Sometimes You’re the Compass
Scott Miker
We all crave clarity. We want to know what’s next, what to do, how to act. But life doesn’t hand us a manual. It doesn’t unfold like a clean step-by-step guide. Some days feel wildly unpredictable—chaotic, unfair, random. Other days are strangely routine—like clockwork, easy to read, eerily familiar. Life is full of contradictions. And navigating those contradictions is the real challenge.
We often hear, “Just trust the process.” But what process? And whose process? Sometimes even the best-laid plans fall apart. And when they do, it’s tempting to give up on planning altogether—just react, just survive, just get through it.
But that’s not quite it either.
We don’t need a GPS. A GPS assumes there’s one right path, one fixed destination, and one guaranteed route to get there. Life doesn’t work like that. If it did, we’d all be calmly cruising to success, fulfillment, and peace. No detours. No wrong turns. But also—no growth.
Instead, what we really need is something older than GPS. We need a compass.
A compass doesn’t tell you exactly where to go. It won’t lay out your day or promise you success. But it does something even more powerful—it gives you direction. And direction comes from within. From your values. From your purpose. From what matters most when everything else falls apart.
This kind of navigation requires awareness. A kind of inner orientation that gets sharper the more you pay attention to it. You don’t drift with the current. You steer—even if you don’t always know exactly where you’ll end up.
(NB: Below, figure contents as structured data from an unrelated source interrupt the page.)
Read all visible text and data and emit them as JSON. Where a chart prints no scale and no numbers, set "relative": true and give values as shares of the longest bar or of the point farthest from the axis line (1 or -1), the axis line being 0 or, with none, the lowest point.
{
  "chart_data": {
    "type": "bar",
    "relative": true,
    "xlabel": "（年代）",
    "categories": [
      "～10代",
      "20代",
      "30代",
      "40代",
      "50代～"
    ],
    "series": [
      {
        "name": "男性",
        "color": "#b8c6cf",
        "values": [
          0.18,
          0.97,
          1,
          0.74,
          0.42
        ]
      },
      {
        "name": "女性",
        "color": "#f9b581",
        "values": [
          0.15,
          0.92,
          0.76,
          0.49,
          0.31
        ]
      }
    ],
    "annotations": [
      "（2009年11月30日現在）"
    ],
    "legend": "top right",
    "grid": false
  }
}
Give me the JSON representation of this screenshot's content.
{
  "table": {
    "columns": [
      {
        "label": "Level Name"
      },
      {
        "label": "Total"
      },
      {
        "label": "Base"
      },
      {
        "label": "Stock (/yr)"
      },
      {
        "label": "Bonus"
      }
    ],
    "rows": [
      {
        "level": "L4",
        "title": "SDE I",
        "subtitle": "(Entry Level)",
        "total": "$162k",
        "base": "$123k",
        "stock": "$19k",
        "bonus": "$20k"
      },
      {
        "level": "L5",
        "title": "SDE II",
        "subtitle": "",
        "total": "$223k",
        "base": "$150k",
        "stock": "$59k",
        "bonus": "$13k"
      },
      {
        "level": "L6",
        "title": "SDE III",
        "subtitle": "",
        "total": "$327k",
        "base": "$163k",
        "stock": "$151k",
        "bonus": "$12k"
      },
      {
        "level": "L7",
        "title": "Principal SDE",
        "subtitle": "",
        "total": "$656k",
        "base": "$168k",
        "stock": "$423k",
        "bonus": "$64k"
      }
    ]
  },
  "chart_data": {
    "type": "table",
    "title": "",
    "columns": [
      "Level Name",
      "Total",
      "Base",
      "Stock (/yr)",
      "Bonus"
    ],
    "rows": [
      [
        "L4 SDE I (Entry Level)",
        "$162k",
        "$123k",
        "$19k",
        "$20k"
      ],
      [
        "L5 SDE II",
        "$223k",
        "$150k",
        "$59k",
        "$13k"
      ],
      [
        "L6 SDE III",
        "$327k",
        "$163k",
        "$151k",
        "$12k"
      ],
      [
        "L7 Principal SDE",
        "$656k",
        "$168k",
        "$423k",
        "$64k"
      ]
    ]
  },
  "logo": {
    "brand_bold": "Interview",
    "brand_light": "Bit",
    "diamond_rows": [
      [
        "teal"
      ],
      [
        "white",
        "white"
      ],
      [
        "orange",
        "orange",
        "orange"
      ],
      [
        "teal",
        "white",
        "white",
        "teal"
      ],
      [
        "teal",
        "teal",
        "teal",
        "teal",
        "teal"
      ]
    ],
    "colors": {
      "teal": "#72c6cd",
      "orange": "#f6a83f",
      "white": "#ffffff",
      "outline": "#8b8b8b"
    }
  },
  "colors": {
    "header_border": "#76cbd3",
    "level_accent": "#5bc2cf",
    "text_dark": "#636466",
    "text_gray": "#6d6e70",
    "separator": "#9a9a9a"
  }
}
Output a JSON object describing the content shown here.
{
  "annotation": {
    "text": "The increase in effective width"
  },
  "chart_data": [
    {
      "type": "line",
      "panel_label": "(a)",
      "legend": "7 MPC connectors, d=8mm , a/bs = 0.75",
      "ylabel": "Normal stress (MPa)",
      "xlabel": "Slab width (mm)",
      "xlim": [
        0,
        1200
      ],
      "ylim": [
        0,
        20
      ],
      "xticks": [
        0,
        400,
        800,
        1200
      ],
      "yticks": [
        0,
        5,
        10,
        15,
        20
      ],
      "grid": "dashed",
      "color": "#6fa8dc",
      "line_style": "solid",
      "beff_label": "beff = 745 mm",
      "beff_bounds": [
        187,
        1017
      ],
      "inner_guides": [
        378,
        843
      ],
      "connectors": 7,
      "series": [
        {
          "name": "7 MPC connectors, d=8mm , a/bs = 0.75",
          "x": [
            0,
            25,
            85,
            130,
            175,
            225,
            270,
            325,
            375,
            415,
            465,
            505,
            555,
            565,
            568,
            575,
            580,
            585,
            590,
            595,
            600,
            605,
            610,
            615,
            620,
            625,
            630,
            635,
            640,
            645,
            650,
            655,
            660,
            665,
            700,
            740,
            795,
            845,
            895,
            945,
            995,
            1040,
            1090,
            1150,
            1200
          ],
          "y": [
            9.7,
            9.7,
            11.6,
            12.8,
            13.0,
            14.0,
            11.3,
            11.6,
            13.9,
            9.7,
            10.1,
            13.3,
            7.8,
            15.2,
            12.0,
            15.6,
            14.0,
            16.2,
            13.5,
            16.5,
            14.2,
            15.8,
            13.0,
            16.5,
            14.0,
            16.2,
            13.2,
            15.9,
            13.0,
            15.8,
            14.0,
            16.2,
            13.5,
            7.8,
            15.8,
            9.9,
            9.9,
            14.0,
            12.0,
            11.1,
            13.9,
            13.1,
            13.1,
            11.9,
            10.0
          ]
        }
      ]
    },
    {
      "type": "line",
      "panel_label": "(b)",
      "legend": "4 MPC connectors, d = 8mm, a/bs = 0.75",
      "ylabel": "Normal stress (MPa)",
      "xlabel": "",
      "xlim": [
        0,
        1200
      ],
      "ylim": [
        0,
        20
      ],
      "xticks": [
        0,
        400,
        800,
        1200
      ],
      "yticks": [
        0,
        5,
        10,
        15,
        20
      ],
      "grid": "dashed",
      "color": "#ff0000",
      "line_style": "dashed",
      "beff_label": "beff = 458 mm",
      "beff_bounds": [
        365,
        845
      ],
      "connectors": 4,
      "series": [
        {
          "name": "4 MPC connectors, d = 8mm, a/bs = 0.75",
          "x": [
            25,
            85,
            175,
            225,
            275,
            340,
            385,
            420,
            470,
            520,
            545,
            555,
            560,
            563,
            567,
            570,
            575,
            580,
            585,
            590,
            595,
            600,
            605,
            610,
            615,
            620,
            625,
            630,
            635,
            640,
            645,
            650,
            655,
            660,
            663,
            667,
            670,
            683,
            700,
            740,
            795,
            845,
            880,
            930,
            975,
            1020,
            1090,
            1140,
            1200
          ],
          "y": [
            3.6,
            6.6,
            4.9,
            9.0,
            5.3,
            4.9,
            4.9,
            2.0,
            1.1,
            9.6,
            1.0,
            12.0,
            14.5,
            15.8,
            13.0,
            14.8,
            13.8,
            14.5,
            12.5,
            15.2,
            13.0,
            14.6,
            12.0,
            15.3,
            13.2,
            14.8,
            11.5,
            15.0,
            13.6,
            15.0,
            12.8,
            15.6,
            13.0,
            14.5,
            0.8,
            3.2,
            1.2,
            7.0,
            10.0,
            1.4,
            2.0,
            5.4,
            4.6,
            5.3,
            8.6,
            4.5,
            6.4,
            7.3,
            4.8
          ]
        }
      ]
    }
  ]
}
You still plan. You still move with intention. But you let go of the illusion that the map will ever be perfect. Instead, you trust yourself to keep adjusting your heading as you go.
There is faith in this, yes. But also strategy. Also effort. Also decision after decision, made in the dark, with only your inner compass for guidance.
And if you follow it long enough? You’ll find moments—sometimes fleeting, sometimes loud and clear—when everything clicks. When something inside you says: “This is the way.”
That’s when you know you’re not lost. You're just traveling without a GPS.